I’m Back Now was originally scheduled for CPH’s 2021-22 season, but was postponed due to public health concerns raised by the COVID-19 Omicron variant. At the time, members of the CPH/CWRU MFA acting program’s class of 2022 were cast in the play as part of their residency at CPH. Some of the students returned for the planned 2023 production, including Taylor, who wanted to work with Ayers after the director resigned an artistic directing fellowship at the theatre early back in 2020.
“I wanted to have that experience, because Stori would be the second Black director in my entire career, in my life,” Taylor said.
Ayers, an actor and director who co-founded [RARE] Lotus Productions, was previously an artistic director fellow at CPH in 2020. In her statement on Instagram, Ayers said she had resigned her fellowship in response to the CPH board’s desire to retract a statement of anti-racism the theatre had issued after the police murder of George Floyd that year. Ayers’s sudden departure, Taylor said, was “devastating for me, particularly as a Black artist, because I had never seen that kind of representation for Black women.”
In her statement, Ayers described her return to CPH to work on I’m Back Now for 2023 as “a restorative justice attempt.” According to Ayers, CPH is now withholding payment to artists involved with I’m Back Now. Taylor has also requested restitution from CPH to cover the costs of therapy for both the sexual assault and CPH’s handling of the issue. CPH did not respond to requests for comment on these matters.

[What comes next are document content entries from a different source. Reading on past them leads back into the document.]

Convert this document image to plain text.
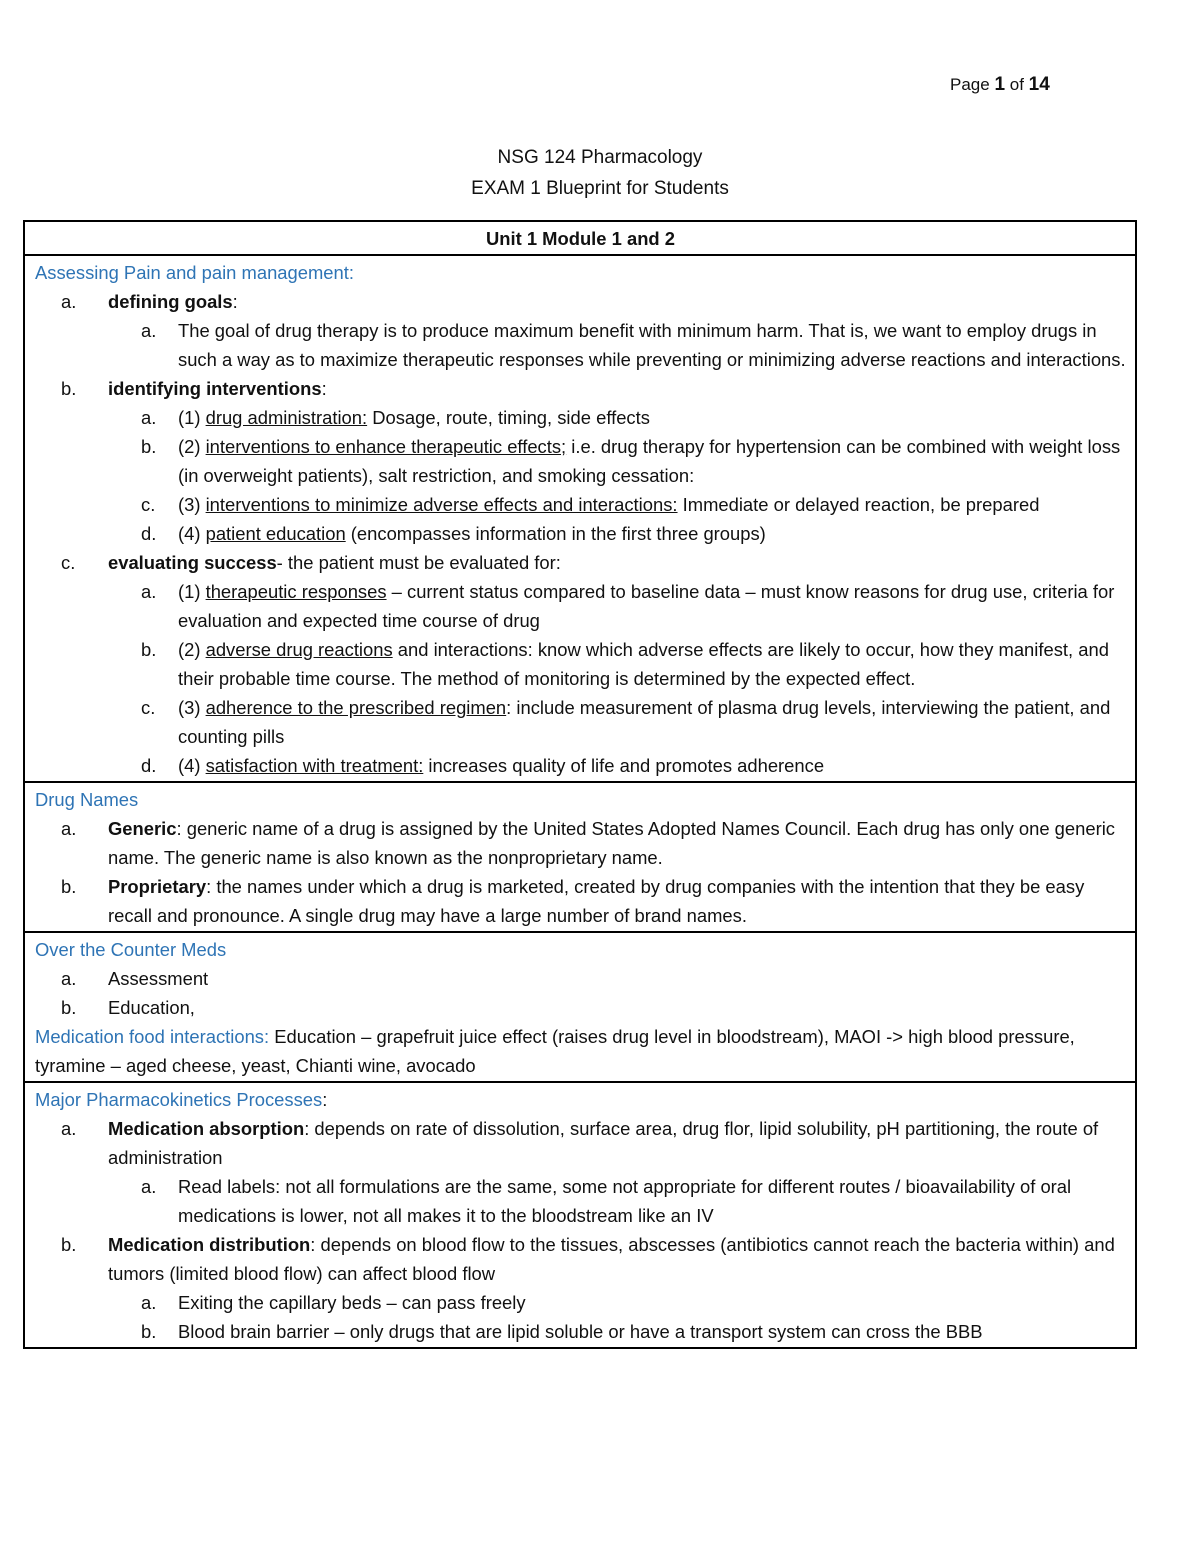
Page 1 of 14
NSG 124 Pharmacology
EXAM 1 Blueprint for Students
Unit 1 Module 1 and 2

Assessing Pain and pain management:
a.	defining goals:
a.	The goal of drug therapy is to produce maximum benefit with minimum harm. That is, we want to employ drugs in such a way as to maximize therapeutic responses while preventing or minimizing adverse reactions and interactions.
b.	identifying interventions:
a.	(1) drug administration: Dosage, route, timing, side effects
b.	(2) interventions to enhance therapeutic effects; i.e. drug therapy for hypertension can be combined with weight loss (in overweight patients), salt restriction, and smoking cessation:
c.	(3) interventions to minimize adverse effects and interactions: Immediate or delayed reaction, be prepared
d.	(4) patient education (encompasses information in the first three groups)
c.	evaluating success- the patient must be evaluated for:
a.	(1) therapeutic responses – current status compared to baseline data – must know reasons for drug use, criteria for evaluation and expected time course of drug
b.	(2) adverse drug reactions and interactions: know which adverse effects are likely to occur, how they manifest, and their probable time course. The method of monitoring is determined by the expected effect.
c.	(3) adherence to the prescribed regimen: include measurement of plasma drug levels, interviewing the patient, and counting pills
d.	(4) satisfaction with treatment: increases quality of life and promotes adherence

Drug Names
a.	Generic: generic name of a drug is assigned by the United States Adopted Names Council. Each drug has only one generic name. The generic name is also known as the nonproprietary name.
b.	Proprietary: the names under which a drug is marketed, created by drug companies with the intention that they be easy recall and pronounce. A single drug may have a large number of brand names.

Over the Counter Meds
a.	Assessment
b.	Education,
Medication food interactions: Education – grapefruit juice effect (raises drug level in bloodstream), MAOI -> high blood pressure, tyramine – aged cheese, yeast, Chianti wine, avocado

Major Pharmacokinetics Processes:
a.	Medication absorption: depends on rate of dissolution, surface area, drug flor, lipid solubility, pH partitioning, the route of administration
a.	Read labels: not all formulations are the same, some not appropriate for different routes / bioavailability of oral medications is lower, not all makes it to the bloodstream like an IV
b.	Medication distribution: depends on blood flow to the tissues, abscesses (antibiotics cannot reach the bacteria within) and tumors (limited blood flow) can affect blood flow
a.	Exiting the capillary beds – can pass freely
b.	Blood brain barrier – only drugs that are lipid soluble or have a transport system can cross the BBB
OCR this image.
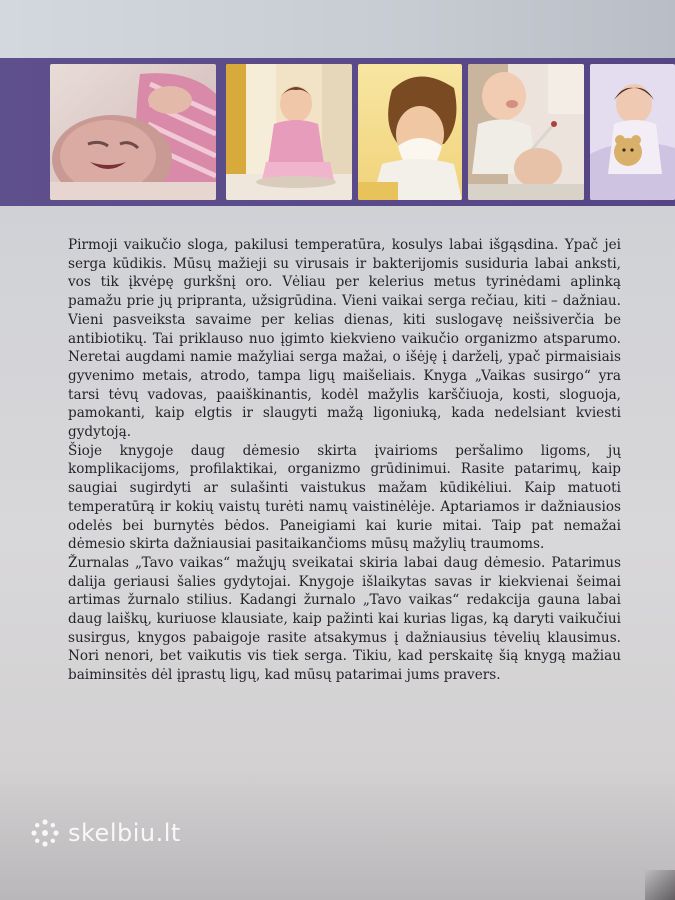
Pirmoji vaikučio sloga, pakilusi temperatūra, kosulys labai išgąsdina. Ypač jei serga kūdikis. Mūsų mažieji su virusais ir bakterijomis susiduria labai anksti, vos tik įkvėpę gurkšnį oro. Vėliau per kelerius metus tyrinėdami aplinką pamažu prie jų pripranta, užsigrūdina. Vieni vaikai serga rečiau, kiti – dažniau. Vieni pasveiksta savaime per kelias dienas, kiti suslogavę neišsiverčia be antibiotikų. Tai priklauso nuo įgimto kiekvieno vaikučio organizmo atsparumo. Neretai augdami namie mažyliai serga mažai, o išėję į darželį, ypač pirmaisiais gyvenimo metais, atrodo, tampa ligų maišeliais. Knyga „Vaikas susirgo“ yra tarsi tėvų vadovas, paaiškinantis, kodėl mažylis karščiuoja, kosti, sloguoja, pamokanti, kaip elgtis ir slaugyti mažą ligoniuką, kada nedelsiant kviesti gydytoją.

Šioje knygoje daug dėmesio skirta įvairioms peršalimo ligoms, jų komplikacijoms, profilaktikai, organizmo grūdinimui. Rasite patarimų, kaip saugiai sugirdyti ar sulašinti vaistukus mažam kūdikėliui. Kaip matuoti temperatūrą ir kokių vaistų turėti namų vaistinėlėje. Aptariamos ir dažniausios odelės bei burnytės bėdos. Paneigiami kai kurie mitai. Taip pat nemažai dėmesio skirta dažniausiai pasitaikančioms mūsų mažylių traumoms.

Žurnalas „Tavo vaikas“ mažųjų sveikatai skiria labai daug dėmesio. Patarimus dalija geriausi šalies gydytojai. Knygoje išlaikytas savas ir kiekvienai šeimai artimas žurnalo stilius. Kadangi žurnalo „Tavo vaikas“ redakcija gauna labai daug laiškų, kuriuose klausiate, kaip pažinti kai kurias ligas, ką daryti vaikučiui susirgus, knygos pabaigoje rasite atsakymus į dažniausius tėvelių klausimus. Nori nenori, bet vaikutis vis tiek serga. Tikiu, kad perskaitę šią knygą mažiau baiminsitės dėl įprastų ligų, kad mūsų patarimai jums pravers.

skelbiu.lt
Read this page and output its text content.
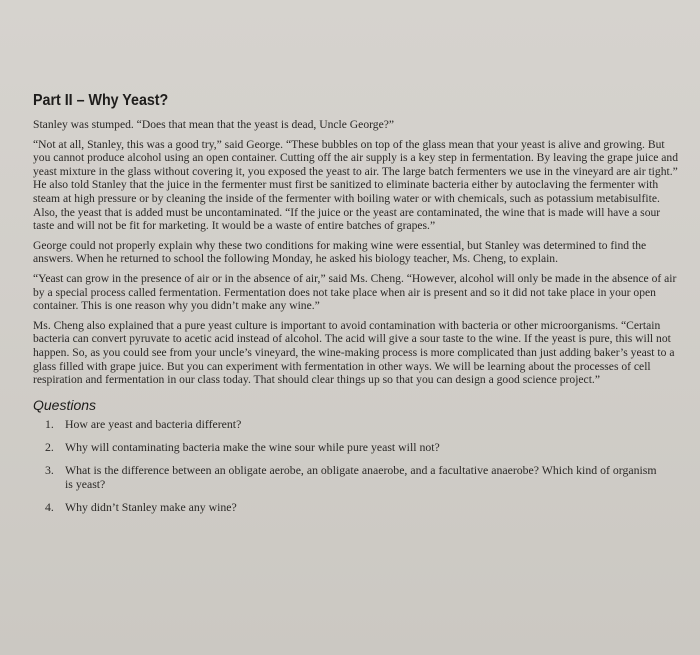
Part II – Why Yeast?

Stanley was stumped. “Does that mean that the yeast is dead, Uncle George?”

“Not at all, Stanley, this was a good try,” said George. “These bubbles on top of the glass mean that your yeast is alive and growing. But you cannot produce alcohol using an open container. Cutting off the air supply is a key step in fermentation. By leaving the grape juice and yeast mixture in the glass without covering it, you exposed the yeast to air. The large batch fermenters we use in the vineyard are air tight.” He also told Stanley that the juice in the fermenter must first be sanitized to eliminate bacteria either by autoclaving the fermenter with steam at high pressure or by cleaning the inside of the fermenter with boiling water or with chemicals, such as potassium metabisulfite. Also, the yeast that is added must be uncontaminated. “If the juice or the yeast are contaminated, the wine that is made will have a sour taste and will not be fit for marketing. It would be a waste of entire batches of grapes.”

George could not properly explain why these two conditions for making wine were essential, but Stanley was determined to find the answers. When he returned to school the following Monday, he asked his biology teacher, Ms. Cheng, to explain.

“Yeast can grow in the presence of air or in the absence of air,” said Ms. Cheng. “However, alcohol will only be made in the absence of air by a special process called fermentation. Fermentation does not take place when air is present and so it did not take place in your open container. This is one reason why you didn’t make any wine.”

Ms. Cheng also explained that a pure yeast culture is important to avoid contamination with bacteria or other microorganisms. “Certain bacteria can convert pyruvate to acetic acid instead of alcohol. The acid will give a sour taste to the wine. If the yeast is pure, this will not happen. So, as you could see from your uncle’s vineyard, the wine-making process is more complicated than just adding baker’s yeast to a glass filled with grape juice. But you can experiment with fermentation in other ways. We will be learning about the processes of cell respiration and fermentation in our class today. That should clear things up so that you can design a good science project.”

Questions
1. How are yeast and bacteria different?
2. Why will contaminating bacteria make the wine sour while pure yeast will not?
3. What is the difference between an obligate aerobe, an obligate anaerobe, and a facultative anaerobe? Which kind of organism is yeast?
4. Why didn’t Stanley make any wine?
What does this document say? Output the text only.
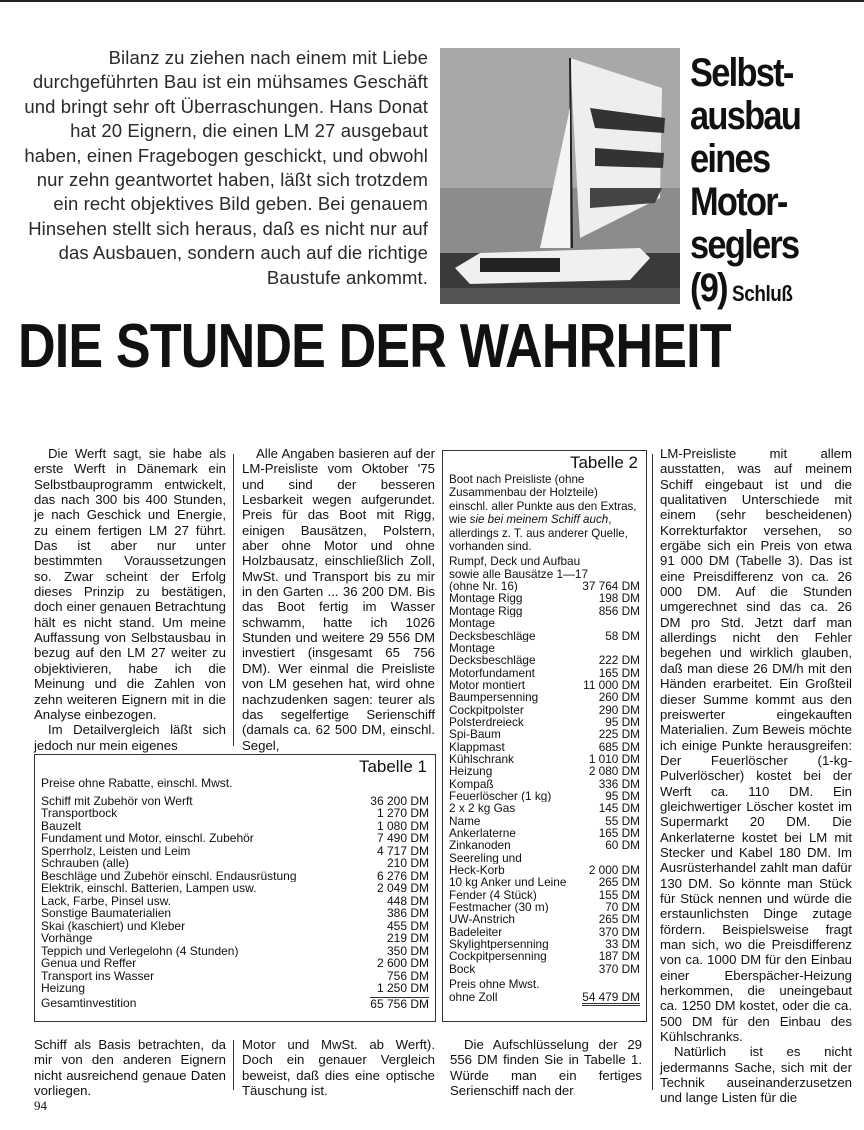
Bilanz zu ziehen nach einem mit Liebe durchgeführten Bau ist ein mühsames Geschäft und bringt sehr oft Überraschungen. Hans Donat hat 20 Eignern, die einen LM 27 ausgebaut haben, einen Fragebogen geschickt, und obwohl nur zehn geantwortet haben, läßt sich trotzdem ein recht objektives Bild geben. Bei genauem Hinsehen stellt sich heraus, daß es nicht nur auf das Ausbauen, sondern auch auf die richtige Baustufe ankommt.
Selbst-
ausbau
eines
Motor-
seglers
(9) Schluß
DIE STUNDE DER WAHRHEIT

Die Werft sagt, sie habe als erste Werft in Dänemark ein Selbstbauprogramm entwickelt, das nach 300 bis 400 Stunden, je nach Geschick und Energie, zu einem fertigen LM 27 führt. Das ist aber nur unter bestimmten Voraussetzungen so. Zwar scheint der Erfolg dieses Prinzip zu bestätigen, doch einer genauen Betrachtung hält es nicht stand. Um meine Auffassung von Selbstausbau in bezug auf den LM 27 weiter zu objektivieren, habe ich die Meinung und die Zahlen von zehn weiteren Eignern mit in die Analyse einbezogen.

Im Detailvergleich läßt sich jedoch nur mein eigenes

Schiff als Basis betrachten, da mir von den anderen Eignern nicht ausreichend genaue Daten vorliegen.

Alle Angaben basieren auf der LM-Preisliste vom Oktober '75 und sind der besseren Lesbarkeit wegen aufgerundet. Preis für das Boot mit Rigg, einigen Bausätzen, Polstern, aber ohne Motor und ohne Holzbausatz, einschließlich Zoll, MwSt. und Transport bis zu mir in den Garten ... 36 200 DM. Bis das Boot fertig im Wasser schwamm, hatte ich 1026 Stunden und weitere 29 556 DM investiert (insgesamt 65 756 DM). Wer einmal die Preisliste von LM gesehen hat, wird ohne nachzudenken sagen: teurer als das segelfertige Serienschiff (damals ca. 62 500 DM, einschl. Segel,

Motor und MwSt. ab Werft). Doch ein genauer Vergleich beweist, daß dies eine optische Täuschung ist.

Die Aufschlüsselung der 29 556 DM finden Sie in Tabelle 1. Würde man ein fertiges Serienschiff nach der

LM-Preisliste mit allem ausstatten, was auf meinem Schiff eingebaut ist und die qualitativen Unterschiede mit einem (sehr bescheidenen) Korrekturfaktor versehen, so ergäbe sich ein Preis von etwa 91 000 DM (Tabelle 3). Das ist eine Preisdifferenz von ca. 26 000 DM. Auf die Stunden umgerechnet sind das ca. 26 DM pro Std. Jetzt darf man allerdings nicht den Fehler begehen und wirklich glauben, daß man diese 26 DM/h mit den Händen erarbeitet. Ein Großteil dieser Summe kommt aus den preiswerter eingekauften Materialien. Zum Beweis möchte ich einige Punkte herausgreifen: Der Feuerlöscher (1-kg-Pulverlöscher) kostet bei der Werft ca. 110 DM. Ein gleichwertiger Löscher kostet im Supermarkt 20 DM. Die Ankerlaterne kostet bei LM mit Stecker und Kabel 180 DM. Im Ausrüsterhandel zahlt man dafür 130 DM. So könnte man Stück für Stück nennen und würde die erstaunlichsten Dinge zutage fördern. Beispielsweise fragt man sich, wo die Preisdifferenz von ca. 1000 DM für den Einbau einer Eberspächer-Heizung herkommen, die uneingebaut ca. 1250 DM kostet, oder die ca. 500 DM für den Einbau des Kühlschranks.

Natürlich ist es nicht jedermanns Sache, sich mit der Technik auseinanderzusetzen und lange Listen für die

Tabelle 1
Preise ohne Rabatte, einschl. Mwst.
Schiff mit Zubehör von Werft	36 200 DM
Transportbock	1 270 DM
Bauzelt	1 080 DM
Fundament und Motor, einschl. Zubehör	7 490 DM
Sperrholz, Leisten und Leim	4 717 DM
Schrauben (alle)	210 DM
Beschläge und Zubehör einschl. Endausrüstung	6 276 DM
Elektrik, einschl. Batterien, Lampen usw.	2 049 DM
Lack, Farbe, Pinsel usw.	448 DM
Sonstige Baumaterialien	386 DM
Skai (kaschiert) und Kleber	455 DM
Vorhänge	219 DM
Teppich und Verlegelohn (4 Stunden)	350 DM
Genua und Reffer	2 600 DM
Transport ins Wasser	756 DM
Heizung	1 250 DM
Gesamtinvestition	65 756 DM
Tabelle 2
Boot nach Preisliste (ohne Zusammenbau der Holzteile) einschl. aller Punkte aus den Extras, wie sie bei meinem Schiff auch, allerdings z. T. aus anderer Quelle, vorhanden sind.
Rumpf, Deck und Aufbau
sowie alle Bausätze 1—17
(ohne Nr. 16)	37 764 DM
Montage Rigg	198 DM
Montage Rigg	856 DM
Montage
Decksbeschläge	58 DM
Montage
Decksbeschläge	222 DM
Motorfundament	165 DM
Motor montiert	11 000 DM
Baumpersenning	260 DM
Cockpitpolster	290 DM
Polsterdreieck	95 DM
Spi-Baum	225 DM
Klappmast	685 DM
Kühlschrank	1 010 DM
Heizung	2 080 DM
Kompaß	336 DM
Feuerlöscher (1 kg)	95 DM
2 x 2 kg Gas	145 DM
Name	55 DM
Ankerlaterne	165 DM
Zinkanoden	60 DM
Seereling und
Heck-Korb	2 000 DM
10 kg Anker und Leine	265 DM
Fender (4 Stück)	155 DM
Festmacher (30 m)	70 DM
UW-Anstrich	265 DM
Badeleiter	370 DM
Skylightpersenning	33 DM
Cockpitpersenning	187 DM
Bock	370 DM
Preis ohne Mwst.
ohne Zoll	54 479 DM
94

In 2021, Ayers was directing Dominique Morisseau’s Paradise Blue at the Geffen Playhouse when Morisseau pulled the rights to the play because of verbal abuse by some cast members against Black women on the creative team, and because of the way theatre handled the situation. Ayers said through a representative that she has no further comments on her time at CPH. But in her Instagram post, Ayers acknowledged the pattern of negligence at legacy theatre institutions, adding that standing her ground as an artist protects both herself and her colleagues.
“They didn’t cancel anything,” Ayers and Simpson wrote in their statement. “We said no.”